Optimization for a2 core v2.10

  |   4239  |  Comments (3)  |  Optimizations

Introduction



The performance problems of the a2 core on dual cores are in the past! "tear", a user of the official folding forums, has discovered a variable linked to the MPI layer which seems to solve the performance problems of the a2 core on native and virtual dual-core machines.

Technically, this variable changes the behaviour of the core with respect to memory management for MPI processes. By default, the Folding@home core uses shared memory to exchange information between processes.This memory is a memory area not reserved for a given process, so everyone can read and write.

After activation of the variable, MPI uses a more conventional memory setup: shared memory is no longer used, with each process allocated a reserved memory space, and the exchanges are performed over TCP/IP (via the localhost in this scenario). MPI is used here in the way it was originally intended: the exchange of data between processes distributed over a network (i.e. a cluster).

Application of the variable



The application of this variable is very simple. Before you launch the client, you must type the following command, then run the client as normal:

Code :
export MPICH_NO_LOCAL=1


This command must be typed in the same window that will be used to launch the client. If you use an automated script, place it before the command to launch the client. If you run the client in a terminal, type and execute the command before running the client (in the same terminal window).

Real-world results



The tests were conducted on the following setup:
  • VMware workstation 6.5.2, 640MB RAM, 2 cores
  • Windows XP SP3 host OS
  • Ubuntu Server 9.04 64-bit guest OS, based on kernel 2.6.28-15-server
  • Linux core A2 2.10, Project: 2662 (Run 1, Clone 98, Gen 56)
  • Q6600 processor at 3GHz (333*9), with 800MHz DDR2 RAM (CAS4-4-4-10


Results before applying the variable



Quotation:
[17:14:20] Completed 7500 out of 250000 steps (3%)
[17:27:42] Completed 10000 out of 250000 steps (4%)
[17:41:06] Completed 12500 out of 250000 steps (5%)
[17:55:31] Completed 15000 out of 250000 steps (6%)


Time per frame : 13:22, 14:24 and 14:25.


Click to enlarge the image.


In this configuration, it would seem that the process is assigned to a core (column P is the core on which the process runs), and the other three processes share the second core.

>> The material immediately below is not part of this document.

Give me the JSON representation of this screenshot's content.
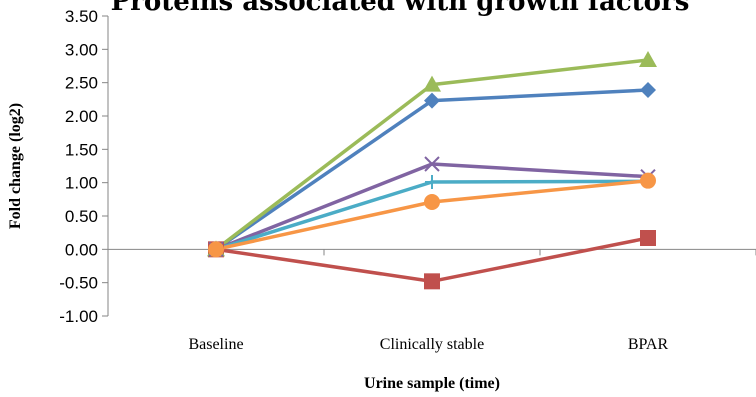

Results after applying the variable



Quotation:
[19:41:23] Completed 35000 out of 250000 steps (14%)
[19:53:42] Completed 37500 out of 250000 steps (15%)
[20:05:59] Completed 40000 out of 250000 steps (16%)
[20:17:53] Completed 42500 out of 250000 steps (17%)


Time per frame : 12:19, 12:17 and 12:54


Click to enlarge the image.


Here, the processes are properly distributed: two per core.

Conclusion



Finally, the gain varies between 28 seconds (3.5%) and 2 minutes 8 seconds (14.8%) per frame. The gain is significant, and the first tests by users seem to imply that performance is back to the level of core v2.08. Considering the simplicity of application, why deprive yourself?

Warning!This optimization has a downside: it will make the core sensitive to network events (disconnected cable/wifi, DHCP renewal etc) which can cause the core to crash and resulting loss of the WU. To avoid this problem on a machine connected via wifi it is recommended to use a fixed IP for your machine.